Me acuesto con el cuerpo rendido por el fragor del día. En la oficina, las horas son un torbellino que apenas deja espacio para la reflexión; el tiempo se ha vuelto un enemigo persistente. Sin embargo, al salir, el ritmo cambia. Camino hacia el gimnasio y, de forma inevitable, mis pasos me llevan a cruzar frente a nuestra antigua facultad. Ella no está allí, pero su recuerdo es el ancla de una etapa importante: es la mujer por la que decidí cambiar mi rumbo, dejando atrás a aquella otra de conversaciones huecas y alma vacía.
Al ver ese edificio, reconozco que debí tomar mejores decisiones, pero no me arrepiento. Fue una experiencia hermosa porque me hizo sentir lo que nunca antes había experimentado; en aquel entonces, me creí que lo nuestro era un amor real y, de no ser por la perspectiva que tengo hoy, me lo seguiría creyendo. Entiendo que las cosas pasan por algo y que ese sentimiento, aunque hoy lo vea distinto, tuvo su lugar y su porqué.
Sigo avanzando. Atravieso el parque donde la memoria suele encender sus alarmas, pero mi objetivo es firme. Hoy, la rutina fue interrumpida. Mientras terminaba mi entrenamiento, mi audiolibro fue silenciado por una llamada. Un número desconocido. Al responder, escuché la voz de una persona de mi pasado que, con un tono que pretendía ser ético, decidió informarme que aquella mujer —la que no sabe estar sola— ya tiene una nueva relación.

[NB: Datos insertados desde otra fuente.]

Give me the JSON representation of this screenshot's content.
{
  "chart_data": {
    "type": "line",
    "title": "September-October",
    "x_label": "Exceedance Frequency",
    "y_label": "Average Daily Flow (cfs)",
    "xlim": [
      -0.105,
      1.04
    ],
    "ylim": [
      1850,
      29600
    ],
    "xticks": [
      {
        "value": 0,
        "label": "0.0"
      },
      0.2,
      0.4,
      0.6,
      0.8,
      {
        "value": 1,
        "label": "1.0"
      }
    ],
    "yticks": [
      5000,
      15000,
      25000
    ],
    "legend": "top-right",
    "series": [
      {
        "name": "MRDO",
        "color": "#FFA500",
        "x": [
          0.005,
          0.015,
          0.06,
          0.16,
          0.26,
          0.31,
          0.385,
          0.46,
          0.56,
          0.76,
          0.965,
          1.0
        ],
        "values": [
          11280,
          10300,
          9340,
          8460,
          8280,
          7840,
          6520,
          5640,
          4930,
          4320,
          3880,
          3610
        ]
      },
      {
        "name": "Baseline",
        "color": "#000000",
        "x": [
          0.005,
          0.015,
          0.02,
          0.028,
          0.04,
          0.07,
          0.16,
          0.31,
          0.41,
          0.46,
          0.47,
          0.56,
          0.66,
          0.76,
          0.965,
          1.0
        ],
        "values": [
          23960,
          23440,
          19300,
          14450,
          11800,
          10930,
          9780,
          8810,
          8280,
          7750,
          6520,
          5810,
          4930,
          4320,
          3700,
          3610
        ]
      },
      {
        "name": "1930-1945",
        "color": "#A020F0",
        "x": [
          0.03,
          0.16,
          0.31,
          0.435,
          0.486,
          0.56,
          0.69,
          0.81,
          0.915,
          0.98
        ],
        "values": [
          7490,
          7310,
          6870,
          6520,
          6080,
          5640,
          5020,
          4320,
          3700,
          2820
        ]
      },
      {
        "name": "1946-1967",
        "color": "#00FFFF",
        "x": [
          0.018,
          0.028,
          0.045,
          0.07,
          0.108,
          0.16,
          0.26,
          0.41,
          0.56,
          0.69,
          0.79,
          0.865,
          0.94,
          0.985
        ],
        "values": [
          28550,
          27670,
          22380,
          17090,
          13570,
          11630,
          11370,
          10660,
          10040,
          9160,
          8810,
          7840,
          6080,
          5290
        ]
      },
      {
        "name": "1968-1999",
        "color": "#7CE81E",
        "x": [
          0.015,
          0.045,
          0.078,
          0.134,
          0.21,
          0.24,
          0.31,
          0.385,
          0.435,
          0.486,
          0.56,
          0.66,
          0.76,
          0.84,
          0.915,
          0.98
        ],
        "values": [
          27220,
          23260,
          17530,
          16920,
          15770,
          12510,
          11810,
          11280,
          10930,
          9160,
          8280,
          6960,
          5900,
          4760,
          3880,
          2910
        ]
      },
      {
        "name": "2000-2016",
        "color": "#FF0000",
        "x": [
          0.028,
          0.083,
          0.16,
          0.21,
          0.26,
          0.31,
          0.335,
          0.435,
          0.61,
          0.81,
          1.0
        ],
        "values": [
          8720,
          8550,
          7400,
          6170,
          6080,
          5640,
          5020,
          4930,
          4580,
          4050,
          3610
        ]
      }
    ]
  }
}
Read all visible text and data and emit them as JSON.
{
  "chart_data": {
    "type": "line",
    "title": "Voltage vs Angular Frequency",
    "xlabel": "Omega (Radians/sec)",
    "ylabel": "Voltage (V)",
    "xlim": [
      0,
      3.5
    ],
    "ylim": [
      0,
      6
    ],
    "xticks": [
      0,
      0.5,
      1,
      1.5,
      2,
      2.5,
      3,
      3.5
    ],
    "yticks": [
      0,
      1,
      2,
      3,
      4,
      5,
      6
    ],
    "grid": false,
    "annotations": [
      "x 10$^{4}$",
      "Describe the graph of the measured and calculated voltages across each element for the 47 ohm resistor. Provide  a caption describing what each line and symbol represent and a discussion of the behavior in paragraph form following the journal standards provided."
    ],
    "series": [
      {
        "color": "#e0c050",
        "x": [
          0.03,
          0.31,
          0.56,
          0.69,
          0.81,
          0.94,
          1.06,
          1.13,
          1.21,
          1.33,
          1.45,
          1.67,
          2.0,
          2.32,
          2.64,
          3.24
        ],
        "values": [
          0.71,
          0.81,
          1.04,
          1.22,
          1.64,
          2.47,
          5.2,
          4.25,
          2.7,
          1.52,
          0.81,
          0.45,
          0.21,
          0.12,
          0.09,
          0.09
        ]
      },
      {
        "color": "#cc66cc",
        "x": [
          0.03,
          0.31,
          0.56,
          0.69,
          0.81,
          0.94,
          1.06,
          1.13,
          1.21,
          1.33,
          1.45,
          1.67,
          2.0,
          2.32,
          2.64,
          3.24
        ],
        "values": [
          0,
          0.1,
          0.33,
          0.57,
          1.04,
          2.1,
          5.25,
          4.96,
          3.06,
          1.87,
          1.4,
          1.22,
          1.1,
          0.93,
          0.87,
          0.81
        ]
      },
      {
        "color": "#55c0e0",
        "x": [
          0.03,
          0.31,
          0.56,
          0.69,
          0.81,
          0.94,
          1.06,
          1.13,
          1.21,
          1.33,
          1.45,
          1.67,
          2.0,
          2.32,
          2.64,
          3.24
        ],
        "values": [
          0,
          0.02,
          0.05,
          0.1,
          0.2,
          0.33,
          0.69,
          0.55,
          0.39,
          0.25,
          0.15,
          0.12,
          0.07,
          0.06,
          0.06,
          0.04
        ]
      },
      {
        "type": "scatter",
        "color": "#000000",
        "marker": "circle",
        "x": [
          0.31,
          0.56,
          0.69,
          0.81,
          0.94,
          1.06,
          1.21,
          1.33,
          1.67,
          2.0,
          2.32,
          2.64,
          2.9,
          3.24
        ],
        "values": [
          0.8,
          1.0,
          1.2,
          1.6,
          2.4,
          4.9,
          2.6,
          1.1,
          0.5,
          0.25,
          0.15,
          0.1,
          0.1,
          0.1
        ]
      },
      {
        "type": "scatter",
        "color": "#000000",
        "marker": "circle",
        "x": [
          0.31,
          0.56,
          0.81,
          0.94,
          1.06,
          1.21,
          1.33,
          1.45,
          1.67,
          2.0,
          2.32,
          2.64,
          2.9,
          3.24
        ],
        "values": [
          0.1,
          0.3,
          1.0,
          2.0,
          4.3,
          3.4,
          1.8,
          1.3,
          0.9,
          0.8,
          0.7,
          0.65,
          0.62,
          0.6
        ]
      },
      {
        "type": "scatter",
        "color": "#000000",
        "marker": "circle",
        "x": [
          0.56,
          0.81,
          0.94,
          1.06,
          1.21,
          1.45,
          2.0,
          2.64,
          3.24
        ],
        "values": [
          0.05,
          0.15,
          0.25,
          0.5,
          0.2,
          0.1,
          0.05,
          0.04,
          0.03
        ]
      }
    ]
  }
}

Me dice que lleva dos meses enamorada. Al calcular, recuerdo que terminamos en octubre y hoy es seis de febrero; la aritmética sugiere que ese vacío ya se estaba llenando antes de mi partida. Pero lo verdaderamente revelador no fue la noticia, sino mi absoluta falta de dolor. Con total honestidad, me ha dolido más el rasguño que me hizo mi gata esta mañana o la quemadura del sartén mientras preparaba el desayuno, que saber de su nueva vida.
No es arrogancia, es lucidez. Me alegra que sea feliz; tal vez, muy en el fondo, comprendo que nunca la quise de la forma en que ella necesitaba. Siento una compasión silenciosa por alguien que necesita ruido constante para no enfrentarse a su propio silencio. Yo, en cambio, sigo aquí: entre el trabajo, el gimnasio y la universidad. Al final de la noche, regreso al refugio de mis letras.